Wednesday, June 4, 2014

The 25th Anniversary of Tiananmen Square. Are we abiding by the Chinese ban on remembering?

Remembering Tiananmen Square: Time to say 'no' to tyranny


That overcast morning seems like yesterday. The deafening noise of tanks rolling into Tiananmen Square still rings in my ears. The Goddess of Democracy,a statue the protesters erected, collapsed, but we students weren't scared. "It's a war!" we gasped excitedly. But soon after, we had a brutal awakening as soldiers bludgeoned us with long iron bars and wooden sticks. I trampled over several bodies. Caught between a tank and the stampeding crowd, and unable to breathe, I climbed onto the tank and crawled over the treads, with machine guns hovering above me.  
For 25 years, I didn't allow myself to remember or feel the pain. But recently, I broke down in front of a therapist. It was my first time I allowed myself to remember the feel of the tank treads.
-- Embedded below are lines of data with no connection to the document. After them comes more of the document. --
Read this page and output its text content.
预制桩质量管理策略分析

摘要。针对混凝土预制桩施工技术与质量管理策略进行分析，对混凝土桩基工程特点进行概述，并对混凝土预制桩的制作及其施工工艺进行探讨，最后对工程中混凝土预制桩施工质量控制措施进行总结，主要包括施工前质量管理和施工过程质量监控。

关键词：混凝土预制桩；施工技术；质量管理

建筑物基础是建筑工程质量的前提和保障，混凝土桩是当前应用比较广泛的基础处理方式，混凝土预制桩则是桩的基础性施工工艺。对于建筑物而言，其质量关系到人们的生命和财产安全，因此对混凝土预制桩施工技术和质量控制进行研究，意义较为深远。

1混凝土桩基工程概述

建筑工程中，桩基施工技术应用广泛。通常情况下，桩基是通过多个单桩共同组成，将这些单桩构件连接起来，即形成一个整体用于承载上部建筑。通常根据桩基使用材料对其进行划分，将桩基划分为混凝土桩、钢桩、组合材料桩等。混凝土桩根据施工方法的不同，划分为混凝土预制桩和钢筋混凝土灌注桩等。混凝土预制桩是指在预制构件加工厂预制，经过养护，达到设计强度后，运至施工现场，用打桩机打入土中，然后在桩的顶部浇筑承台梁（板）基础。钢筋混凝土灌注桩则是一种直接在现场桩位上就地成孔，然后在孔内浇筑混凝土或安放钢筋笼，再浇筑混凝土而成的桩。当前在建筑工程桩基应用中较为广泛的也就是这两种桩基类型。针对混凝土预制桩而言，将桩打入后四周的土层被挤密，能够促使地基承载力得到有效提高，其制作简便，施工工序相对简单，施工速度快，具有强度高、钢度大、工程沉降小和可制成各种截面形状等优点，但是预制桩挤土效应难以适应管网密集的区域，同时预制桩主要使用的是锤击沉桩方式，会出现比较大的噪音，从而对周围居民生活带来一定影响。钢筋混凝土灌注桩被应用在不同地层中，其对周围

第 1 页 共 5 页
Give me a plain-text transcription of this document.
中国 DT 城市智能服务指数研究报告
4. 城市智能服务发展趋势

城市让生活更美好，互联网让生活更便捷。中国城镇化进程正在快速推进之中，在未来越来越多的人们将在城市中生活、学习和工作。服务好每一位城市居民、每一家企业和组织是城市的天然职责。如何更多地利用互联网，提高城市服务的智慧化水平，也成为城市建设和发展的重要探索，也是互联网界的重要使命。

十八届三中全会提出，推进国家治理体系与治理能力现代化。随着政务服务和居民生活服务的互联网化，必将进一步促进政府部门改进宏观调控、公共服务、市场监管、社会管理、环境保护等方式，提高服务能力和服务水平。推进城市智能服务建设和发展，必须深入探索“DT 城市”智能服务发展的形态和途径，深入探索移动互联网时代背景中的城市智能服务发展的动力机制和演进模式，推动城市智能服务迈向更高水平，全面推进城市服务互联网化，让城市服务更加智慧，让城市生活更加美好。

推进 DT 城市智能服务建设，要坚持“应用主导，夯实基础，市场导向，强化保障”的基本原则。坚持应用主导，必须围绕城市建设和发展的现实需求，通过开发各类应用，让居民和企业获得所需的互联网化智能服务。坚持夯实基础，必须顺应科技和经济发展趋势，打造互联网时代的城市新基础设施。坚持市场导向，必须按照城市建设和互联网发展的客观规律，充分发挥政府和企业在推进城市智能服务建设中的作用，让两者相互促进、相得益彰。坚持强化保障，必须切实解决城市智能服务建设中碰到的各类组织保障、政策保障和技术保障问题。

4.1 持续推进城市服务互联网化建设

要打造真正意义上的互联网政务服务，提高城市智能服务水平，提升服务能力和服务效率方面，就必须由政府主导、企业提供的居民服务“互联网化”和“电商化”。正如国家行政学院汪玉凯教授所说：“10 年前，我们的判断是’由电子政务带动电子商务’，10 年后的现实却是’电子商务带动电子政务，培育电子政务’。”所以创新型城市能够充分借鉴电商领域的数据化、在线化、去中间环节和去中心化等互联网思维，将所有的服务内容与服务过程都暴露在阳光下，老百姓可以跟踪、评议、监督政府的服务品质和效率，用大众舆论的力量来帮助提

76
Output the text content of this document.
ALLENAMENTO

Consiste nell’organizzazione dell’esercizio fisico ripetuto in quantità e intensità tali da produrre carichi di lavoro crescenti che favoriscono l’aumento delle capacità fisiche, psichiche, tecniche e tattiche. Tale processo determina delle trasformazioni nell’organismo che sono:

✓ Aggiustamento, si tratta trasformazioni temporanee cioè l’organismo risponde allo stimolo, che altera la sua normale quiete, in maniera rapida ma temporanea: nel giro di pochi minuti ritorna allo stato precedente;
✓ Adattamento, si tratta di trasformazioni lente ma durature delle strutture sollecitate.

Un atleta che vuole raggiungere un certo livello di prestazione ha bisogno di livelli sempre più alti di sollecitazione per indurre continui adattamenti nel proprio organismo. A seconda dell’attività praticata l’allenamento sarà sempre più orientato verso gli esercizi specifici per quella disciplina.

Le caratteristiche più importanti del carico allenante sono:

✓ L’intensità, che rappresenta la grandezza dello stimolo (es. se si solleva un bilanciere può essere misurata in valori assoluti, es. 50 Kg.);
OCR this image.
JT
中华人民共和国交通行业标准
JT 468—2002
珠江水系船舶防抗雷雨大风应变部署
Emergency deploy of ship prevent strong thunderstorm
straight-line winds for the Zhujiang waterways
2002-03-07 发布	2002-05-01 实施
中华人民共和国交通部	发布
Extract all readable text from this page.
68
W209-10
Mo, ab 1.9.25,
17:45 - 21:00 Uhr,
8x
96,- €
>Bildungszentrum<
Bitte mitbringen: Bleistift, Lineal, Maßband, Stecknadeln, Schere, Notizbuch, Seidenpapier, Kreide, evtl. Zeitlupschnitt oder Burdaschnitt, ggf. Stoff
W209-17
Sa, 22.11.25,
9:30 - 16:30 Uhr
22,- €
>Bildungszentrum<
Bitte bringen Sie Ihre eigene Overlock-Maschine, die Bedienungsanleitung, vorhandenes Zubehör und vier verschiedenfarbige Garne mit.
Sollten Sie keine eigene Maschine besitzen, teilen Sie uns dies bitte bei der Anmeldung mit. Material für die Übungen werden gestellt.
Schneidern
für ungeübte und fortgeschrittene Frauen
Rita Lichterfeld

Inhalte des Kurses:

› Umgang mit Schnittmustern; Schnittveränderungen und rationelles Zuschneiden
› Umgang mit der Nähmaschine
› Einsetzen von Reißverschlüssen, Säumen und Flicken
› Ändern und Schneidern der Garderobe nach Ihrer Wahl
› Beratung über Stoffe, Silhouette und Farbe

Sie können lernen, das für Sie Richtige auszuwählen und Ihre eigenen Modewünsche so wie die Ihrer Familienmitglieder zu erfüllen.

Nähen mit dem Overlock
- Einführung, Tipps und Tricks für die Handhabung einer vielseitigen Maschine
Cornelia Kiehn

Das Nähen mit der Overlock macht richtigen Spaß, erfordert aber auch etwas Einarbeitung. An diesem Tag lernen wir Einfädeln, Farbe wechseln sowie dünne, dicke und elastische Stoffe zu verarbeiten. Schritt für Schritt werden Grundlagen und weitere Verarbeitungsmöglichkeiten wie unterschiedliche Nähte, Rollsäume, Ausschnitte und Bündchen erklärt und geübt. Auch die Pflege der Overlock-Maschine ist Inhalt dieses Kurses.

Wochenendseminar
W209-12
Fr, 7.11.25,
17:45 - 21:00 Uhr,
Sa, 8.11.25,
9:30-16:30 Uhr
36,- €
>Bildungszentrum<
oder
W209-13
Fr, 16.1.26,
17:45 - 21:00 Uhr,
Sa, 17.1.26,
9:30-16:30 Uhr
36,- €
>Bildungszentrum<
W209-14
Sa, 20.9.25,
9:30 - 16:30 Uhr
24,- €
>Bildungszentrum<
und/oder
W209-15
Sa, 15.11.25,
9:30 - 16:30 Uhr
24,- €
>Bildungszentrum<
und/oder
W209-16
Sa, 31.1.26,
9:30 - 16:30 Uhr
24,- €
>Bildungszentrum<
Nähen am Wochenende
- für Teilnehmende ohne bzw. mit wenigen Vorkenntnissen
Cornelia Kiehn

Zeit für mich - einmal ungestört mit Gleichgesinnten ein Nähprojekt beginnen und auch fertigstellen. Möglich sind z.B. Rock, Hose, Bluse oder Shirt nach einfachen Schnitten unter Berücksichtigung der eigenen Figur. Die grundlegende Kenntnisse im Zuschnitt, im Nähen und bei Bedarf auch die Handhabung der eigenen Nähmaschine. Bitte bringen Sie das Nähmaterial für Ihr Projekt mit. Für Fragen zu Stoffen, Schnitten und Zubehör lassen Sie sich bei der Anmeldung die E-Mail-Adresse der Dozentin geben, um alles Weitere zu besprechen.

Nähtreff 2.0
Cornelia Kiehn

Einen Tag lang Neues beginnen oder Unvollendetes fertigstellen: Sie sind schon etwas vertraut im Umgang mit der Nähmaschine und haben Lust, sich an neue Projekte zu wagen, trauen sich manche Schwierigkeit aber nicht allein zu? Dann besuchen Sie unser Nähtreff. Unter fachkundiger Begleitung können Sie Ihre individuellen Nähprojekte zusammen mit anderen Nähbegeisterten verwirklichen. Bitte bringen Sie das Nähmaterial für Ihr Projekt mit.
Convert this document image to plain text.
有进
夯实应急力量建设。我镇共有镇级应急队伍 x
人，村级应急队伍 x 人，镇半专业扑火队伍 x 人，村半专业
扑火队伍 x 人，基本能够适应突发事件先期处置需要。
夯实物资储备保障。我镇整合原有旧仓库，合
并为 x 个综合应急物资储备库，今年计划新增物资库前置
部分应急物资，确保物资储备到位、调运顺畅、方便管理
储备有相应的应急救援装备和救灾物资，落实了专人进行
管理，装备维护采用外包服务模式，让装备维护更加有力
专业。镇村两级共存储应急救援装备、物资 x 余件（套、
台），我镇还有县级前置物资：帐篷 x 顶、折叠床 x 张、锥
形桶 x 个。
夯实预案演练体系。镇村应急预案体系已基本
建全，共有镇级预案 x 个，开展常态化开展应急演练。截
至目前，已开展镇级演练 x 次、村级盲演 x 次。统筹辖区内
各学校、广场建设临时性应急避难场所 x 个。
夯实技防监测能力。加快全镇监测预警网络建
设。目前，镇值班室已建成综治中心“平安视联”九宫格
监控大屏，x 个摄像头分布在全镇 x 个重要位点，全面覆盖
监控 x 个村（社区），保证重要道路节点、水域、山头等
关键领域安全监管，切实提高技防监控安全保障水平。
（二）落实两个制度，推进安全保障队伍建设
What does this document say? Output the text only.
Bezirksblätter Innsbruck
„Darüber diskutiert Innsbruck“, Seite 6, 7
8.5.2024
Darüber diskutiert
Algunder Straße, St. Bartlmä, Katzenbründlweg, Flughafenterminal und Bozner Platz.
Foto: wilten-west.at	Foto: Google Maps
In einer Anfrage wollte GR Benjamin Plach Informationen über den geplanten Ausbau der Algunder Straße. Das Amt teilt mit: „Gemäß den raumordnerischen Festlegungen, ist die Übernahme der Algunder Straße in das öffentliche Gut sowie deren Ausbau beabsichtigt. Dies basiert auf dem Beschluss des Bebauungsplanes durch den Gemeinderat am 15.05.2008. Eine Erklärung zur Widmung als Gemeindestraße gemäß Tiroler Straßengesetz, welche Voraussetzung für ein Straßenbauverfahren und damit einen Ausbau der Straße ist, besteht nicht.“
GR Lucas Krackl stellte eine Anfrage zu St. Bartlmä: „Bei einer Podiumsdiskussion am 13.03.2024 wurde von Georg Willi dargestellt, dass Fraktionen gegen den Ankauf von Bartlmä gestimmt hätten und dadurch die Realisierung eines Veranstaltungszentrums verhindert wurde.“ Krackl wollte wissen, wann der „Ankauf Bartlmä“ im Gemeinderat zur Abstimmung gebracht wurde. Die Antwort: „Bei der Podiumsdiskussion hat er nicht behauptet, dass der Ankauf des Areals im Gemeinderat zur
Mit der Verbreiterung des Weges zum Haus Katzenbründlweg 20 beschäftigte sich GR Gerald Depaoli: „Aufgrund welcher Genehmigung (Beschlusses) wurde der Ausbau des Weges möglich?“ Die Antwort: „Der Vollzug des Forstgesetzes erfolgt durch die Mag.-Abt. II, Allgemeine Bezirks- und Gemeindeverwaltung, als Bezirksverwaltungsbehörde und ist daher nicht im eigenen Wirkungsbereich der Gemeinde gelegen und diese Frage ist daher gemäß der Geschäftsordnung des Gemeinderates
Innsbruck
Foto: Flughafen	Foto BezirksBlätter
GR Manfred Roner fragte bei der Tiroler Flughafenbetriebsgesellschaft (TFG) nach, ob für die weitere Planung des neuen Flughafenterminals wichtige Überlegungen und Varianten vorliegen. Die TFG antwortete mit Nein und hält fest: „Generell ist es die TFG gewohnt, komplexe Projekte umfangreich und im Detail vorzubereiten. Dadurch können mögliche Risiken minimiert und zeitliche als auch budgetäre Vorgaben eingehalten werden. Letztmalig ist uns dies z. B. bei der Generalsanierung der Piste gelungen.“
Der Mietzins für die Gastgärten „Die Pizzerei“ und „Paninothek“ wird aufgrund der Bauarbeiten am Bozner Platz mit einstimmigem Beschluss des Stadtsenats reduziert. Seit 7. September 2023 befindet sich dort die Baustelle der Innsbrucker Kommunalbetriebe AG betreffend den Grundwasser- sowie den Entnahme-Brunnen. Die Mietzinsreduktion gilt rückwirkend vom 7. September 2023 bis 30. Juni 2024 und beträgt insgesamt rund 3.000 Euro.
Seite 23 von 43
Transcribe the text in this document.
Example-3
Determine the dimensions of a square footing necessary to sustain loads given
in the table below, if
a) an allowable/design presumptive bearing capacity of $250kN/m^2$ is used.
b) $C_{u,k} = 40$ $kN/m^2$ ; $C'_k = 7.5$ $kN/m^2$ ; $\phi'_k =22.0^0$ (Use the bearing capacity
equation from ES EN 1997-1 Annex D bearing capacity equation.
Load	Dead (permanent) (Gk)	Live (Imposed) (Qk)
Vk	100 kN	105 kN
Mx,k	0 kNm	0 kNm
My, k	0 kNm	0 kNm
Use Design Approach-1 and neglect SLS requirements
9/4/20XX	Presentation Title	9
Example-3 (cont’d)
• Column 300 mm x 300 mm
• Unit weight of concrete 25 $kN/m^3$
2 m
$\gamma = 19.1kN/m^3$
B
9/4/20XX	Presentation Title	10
It had been tearing me apart all these years. But massacres in China have never truly stopped.
One such massacre started decades before the 1989 Tianamen Square incident: 11 of my relatives died from starvation, execution and suicide after the communists took power in China in 1949. My parents and grandparents were jailed or persecuted. But I only discovered the deaths a year ago, as I interviewed relatives for a book on China. No one wanted to talk about the past. At least 50 million people died in the Great Leap Forward, wrote journalist Yang Jisheng, in his book, 'Tombstone: The Great Chinese Famine 1958-1962'.


Never forget the Leftist/statists like Krugman and T. Friedman admire the Chinese form of government for its efficiency and control.